No handwritten signature is necessary.
Here's a quick list of email contacts for popular sharing sites:
- abuse@rapidshare.com
- abuse@mediafire.com
- abuse@easy-share.com
- dmca@filefactory.com
- abuse@zshare.net
- abuse@hotfile.com
Don't bother contacting the site owner. They obviously know what they're doing is illegal and contact with them will become juvenile or get ignored. Instead, go straight to their "parents" (i.e. host and upstream provider). This technique works 80% of the time.
- Type the following into your address bar:
http://whois.domaintools.com/thedownloadsitename.com - You'll get a report with tons of info. Look for the Name Server. Unless they're covering their tracks, this will point towards their actual host 80% of the time.
- Go to the Name Server's website (aka host) and look for the "Abuse" section. They'll normally provide a way to report DMCA/Copyright infringement.
- Send the DMCA email from the 1st section.
- If the Name Server is NOT the host, click on the IP Address and then look for the Resolving Host on the next page.
- Go to the Host site (above is 7Web.ru) and use Google Translate if necessary to surf the site with translations.
- Send the DMCA. Most Russian sites are actually very helpful and remove Copyrighted Materials quickly.
This method gets trickier. It's a 2nd-to-last resort for stubborn "above the law" hosts. You're basically following the same steps from the last section. The only difference is you're looking for DNS servers and submitting the DMCA to them.

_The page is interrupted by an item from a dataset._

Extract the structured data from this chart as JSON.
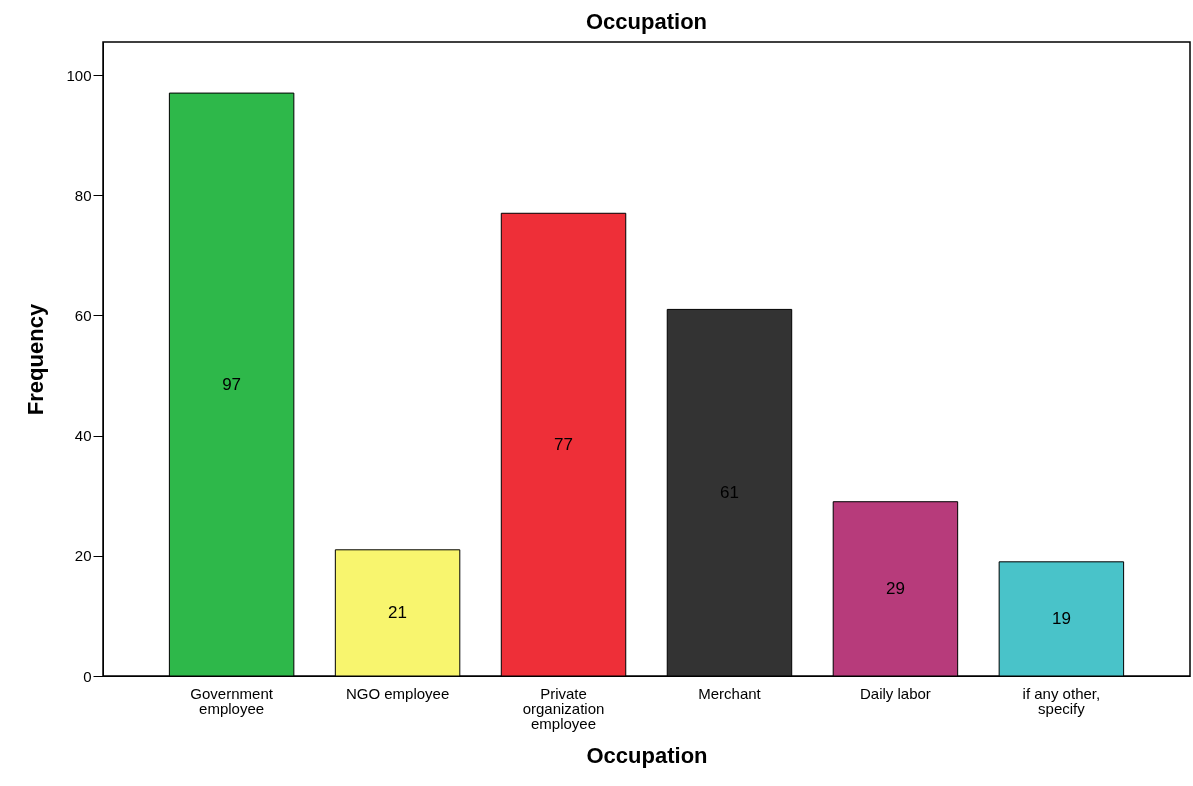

- Type the following into your address bar:
http://whois.domaintools.com/thedownloadsitename.com - You'll get a report with tons of info. Look for the Registrar Data. Some Registrars actually care about DMCA's...others don't.
- Go to the Registrar's website (aka host) and look for the "Abuse" section. They'll normally provide a way to report DMCA/Copyright infringement.
- Send the DMCA email from the 1st section.
- Last resort. If none of the above works, you need to contact their "Upstream provider" and send a DMCA. An Upstream Provider is basically the company providing bandwidth to the webhost. For example, if you're surfing from home, you're probably using AT&T or Comcast. You think you're getting your bandwidth from them...but you're only partially right. Comcast and AT&T actually buy bandwidth from larger companies like Level3 and Cogent. And these companies take their bandwidth and DMCA's very seriously.
So by doing this, you're jumping over the heads of the owner and host. This means the host will get direct pressure to remove the files. And believe me, the host will contact the owner and tell them to drop the file or get shut down (in most cases). - Here's the way to find the Upstream provider.
- Click on the IP Address:
- Go to this site: Traceroute - Online tracert tool
- Paste in the IP 81.177.23.68 or 7web.ru (from examples above...yours will be different).
- You'll get something like this:
- Ignore the entries with "theplanet.com". You want to look for the last entry before the ***. In this case, it's pccwbtn.net. This is the last person providing bandwidth to 7Web.ru.
- It turns out this company is actually pccwglobal.com...a major Upstream provider. Sure enough, at the bottom of the page is a DMCA link. Report away.